Balwant Singh probed the reason for excessive vibrations, which limited the blank length in the machine. He found that the culprit was the connection-arrangement between the hobbing attachment and the main spindle of the machine. The universal-joint coupling that transmitted power to the longitudinal-feed-screw was attached directly to the hobbing apparatus also. This created non-uniform motion leading to jerks in the feed-screw and this resulted in inaccuracies in the cut gears. Balwant Singh pondered over the limitation of the design, which compelled frequent loading/unloading of component, which in turn caused loss of productivity. Through a process of trial and error, he replaced the universal-joint coupling with a bevel-gear mechanism. The new system consisted of three sets of bevel gears to transmit the spindle motion to the hobbing attachment. The bevel-gear system is inherently superior to the universal-joint coupling because the velocity of the output shaft remains uniform throughout. This avoids jerks that cause unacceptable vibrations.
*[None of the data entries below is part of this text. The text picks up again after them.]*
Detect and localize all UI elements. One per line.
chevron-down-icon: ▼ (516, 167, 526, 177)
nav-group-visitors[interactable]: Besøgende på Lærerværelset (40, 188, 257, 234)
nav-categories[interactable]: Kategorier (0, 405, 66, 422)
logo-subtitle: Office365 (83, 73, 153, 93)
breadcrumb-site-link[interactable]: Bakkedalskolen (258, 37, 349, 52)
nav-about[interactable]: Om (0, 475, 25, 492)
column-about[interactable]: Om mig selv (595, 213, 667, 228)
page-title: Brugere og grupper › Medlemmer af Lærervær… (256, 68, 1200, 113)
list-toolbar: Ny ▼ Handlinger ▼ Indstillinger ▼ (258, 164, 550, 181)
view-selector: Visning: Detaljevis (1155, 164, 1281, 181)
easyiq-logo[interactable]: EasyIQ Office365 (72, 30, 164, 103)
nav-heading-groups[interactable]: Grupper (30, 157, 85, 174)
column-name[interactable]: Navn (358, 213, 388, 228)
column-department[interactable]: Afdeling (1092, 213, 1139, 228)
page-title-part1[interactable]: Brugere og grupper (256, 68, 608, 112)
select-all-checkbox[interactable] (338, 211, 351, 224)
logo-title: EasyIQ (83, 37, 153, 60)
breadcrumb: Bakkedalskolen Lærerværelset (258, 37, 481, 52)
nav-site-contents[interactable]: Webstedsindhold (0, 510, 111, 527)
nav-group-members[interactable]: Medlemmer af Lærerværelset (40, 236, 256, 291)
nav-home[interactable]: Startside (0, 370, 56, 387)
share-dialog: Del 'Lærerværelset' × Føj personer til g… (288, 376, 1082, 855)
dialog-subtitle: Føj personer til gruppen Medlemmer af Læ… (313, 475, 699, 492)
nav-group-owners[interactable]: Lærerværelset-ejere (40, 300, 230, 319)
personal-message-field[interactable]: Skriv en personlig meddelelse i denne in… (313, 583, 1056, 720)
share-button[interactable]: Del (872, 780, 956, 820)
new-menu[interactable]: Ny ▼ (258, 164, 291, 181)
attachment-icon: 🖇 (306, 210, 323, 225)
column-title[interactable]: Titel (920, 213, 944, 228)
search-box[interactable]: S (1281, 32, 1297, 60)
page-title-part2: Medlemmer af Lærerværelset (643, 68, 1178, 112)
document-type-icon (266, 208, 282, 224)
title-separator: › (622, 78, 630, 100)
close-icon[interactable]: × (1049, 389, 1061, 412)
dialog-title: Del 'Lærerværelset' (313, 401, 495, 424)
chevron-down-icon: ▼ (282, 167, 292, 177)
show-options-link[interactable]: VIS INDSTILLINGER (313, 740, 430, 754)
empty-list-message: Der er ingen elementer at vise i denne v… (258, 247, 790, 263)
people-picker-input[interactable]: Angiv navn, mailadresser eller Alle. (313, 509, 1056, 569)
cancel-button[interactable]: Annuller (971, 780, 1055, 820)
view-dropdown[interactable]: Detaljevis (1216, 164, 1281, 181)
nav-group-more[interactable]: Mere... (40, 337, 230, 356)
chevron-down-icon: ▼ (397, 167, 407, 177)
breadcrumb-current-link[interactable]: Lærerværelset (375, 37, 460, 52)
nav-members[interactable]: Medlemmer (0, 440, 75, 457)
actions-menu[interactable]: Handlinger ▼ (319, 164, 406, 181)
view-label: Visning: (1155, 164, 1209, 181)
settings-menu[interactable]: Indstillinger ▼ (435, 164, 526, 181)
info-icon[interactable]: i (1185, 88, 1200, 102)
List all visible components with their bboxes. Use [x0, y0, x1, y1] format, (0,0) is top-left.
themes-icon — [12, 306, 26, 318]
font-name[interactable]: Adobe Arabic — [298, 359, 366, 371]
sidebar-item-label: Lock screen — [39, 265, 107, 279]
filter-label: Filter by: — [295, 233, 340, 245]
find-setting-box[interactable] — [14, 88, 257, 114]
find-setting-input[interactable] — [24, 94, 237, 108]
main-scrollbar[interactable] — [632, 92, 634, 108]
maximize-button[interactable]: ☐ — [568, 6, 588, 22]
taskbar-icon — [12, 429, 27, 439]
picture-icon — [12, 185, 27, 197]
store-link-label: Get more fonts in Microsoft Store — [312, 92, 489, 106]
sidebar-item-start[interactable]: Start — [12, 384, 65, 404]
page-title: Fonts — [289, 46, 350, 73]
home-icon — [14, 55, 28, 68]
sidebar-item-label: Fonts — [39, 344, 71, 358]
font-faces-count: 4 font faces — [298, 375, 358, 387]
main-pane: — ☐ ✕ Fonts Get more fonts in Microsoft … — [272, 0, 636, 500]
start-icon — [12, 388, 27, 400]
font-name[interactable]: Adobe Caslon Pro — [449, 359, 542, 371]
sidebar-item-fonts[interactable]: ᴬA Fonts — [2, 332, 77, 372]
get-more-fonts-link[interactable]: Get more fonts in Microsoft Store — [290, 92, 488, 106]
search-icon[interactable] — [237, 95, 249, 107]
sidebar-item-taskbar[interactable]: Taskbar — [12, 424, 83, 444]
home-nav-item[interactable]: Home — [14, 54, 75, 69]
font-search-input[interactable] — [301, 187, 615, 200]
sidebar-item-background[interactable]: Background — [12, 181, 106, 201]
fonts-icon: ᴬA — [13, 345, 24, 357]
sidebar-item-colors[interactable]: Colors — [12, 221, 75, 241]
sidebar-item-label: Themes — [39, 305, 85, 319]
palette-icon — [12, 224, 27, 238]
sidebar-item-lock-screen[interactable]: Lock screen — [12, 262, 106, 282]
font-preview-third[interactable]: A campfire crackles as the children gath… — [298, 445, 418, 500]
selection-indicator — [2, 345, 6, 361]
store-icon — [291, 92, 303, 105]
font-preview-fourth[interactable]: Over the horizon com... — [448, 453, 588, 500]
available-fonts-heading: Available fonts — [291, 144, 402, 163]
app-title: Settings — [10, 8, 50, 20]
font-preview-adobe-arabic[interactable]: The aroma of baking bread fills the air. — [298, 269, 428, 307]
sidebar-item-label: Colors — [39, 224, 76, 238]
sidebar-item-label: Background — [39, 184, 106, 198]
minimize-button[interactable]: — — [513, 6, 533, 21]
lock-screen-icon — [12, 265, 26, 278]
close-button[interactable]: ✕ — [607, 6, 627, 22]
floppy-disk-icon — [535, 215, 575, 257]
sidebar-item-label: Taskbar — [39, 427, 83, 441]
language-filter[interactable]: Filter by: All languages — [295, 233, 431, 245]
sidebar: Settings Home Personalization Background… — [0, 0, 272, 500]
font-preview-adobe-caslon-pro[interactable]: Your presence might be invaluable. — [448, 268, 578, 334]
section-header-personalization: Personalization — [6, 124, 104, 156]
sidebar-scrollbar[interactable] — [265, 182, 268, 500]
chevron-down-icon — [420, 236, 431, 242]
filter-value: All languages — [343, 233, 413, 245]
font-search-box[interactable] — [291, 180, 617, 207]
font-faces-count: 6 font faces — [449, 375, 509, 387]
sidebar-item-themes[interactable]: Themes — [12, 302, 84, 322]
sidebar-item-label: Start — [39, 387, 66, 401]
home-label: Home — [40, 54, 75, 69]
After incorporating the modification in the drive of the longitudinal feed-screw, stacks of gear blanks up to a length of 500 mm can be cut smoothly in a standard milling machine with consistent accuracy. This means that the number of job changes in a day is drastically reduced, thereby increasing the output without compromising on quality.

Autofeed Mechanism for Worm-teeth Cutting:

In a worm-teeth cutting, the in-feed of the cutting tool after every pass is usually not automatic. Heavy jobs of worm-thread cutting sometimes involve 800 passes of the tool to complete the job. The operator thus needs to operate the cross-slide 800 times between loading and unloading of the job. It is a tedious work. The handwheel has to be rotated several revolutions at a uniform, standard speed. If it is rotated too fast, the tool wear will be excessive and the surface finish of the component will be affected. If the handwheel is rotated too slow, it will take long a time to complete the job. Often, operators tend to avoid such worm-teeth cutting jobs and absenteeism becomes chronic.

Balwant Singh came out with an innovative solution to the problem. He selected a high-ratio worm-gear reducer from a junk shop and a used domestic fan motor. This he attached to feed the cross-slide. After trying out in a couple of jobs, he made some modifications in the ratio. Now, instead of having to turn the handwheel hundreds of times at uniform speed, the operator has only to press a switch to start and stop the motor. While removing the tedium of rotating the handwheel, the surface finish of the teeth is also improved because the motor's motion is very uniform. Balwant Singh made a further improvement by providing a set of limit switches to automatically start / stop the feed at every pass. The company that manufactures the machine was impressed by the innovativeness of the modification and bought the design from Balwant Singh. New machines manufactured by the company incorporate auto-feed mechanism conceived and developed by Balwant Singh.

The improvements made by Shri Singh improved the efficiency considerably and reduced the labour requirement. The fact that a major company licensed in, the design improvement by Balwant Singh shows the potential, the knowledge of workshop mechanics has for improving the productivity of the Indian Industry.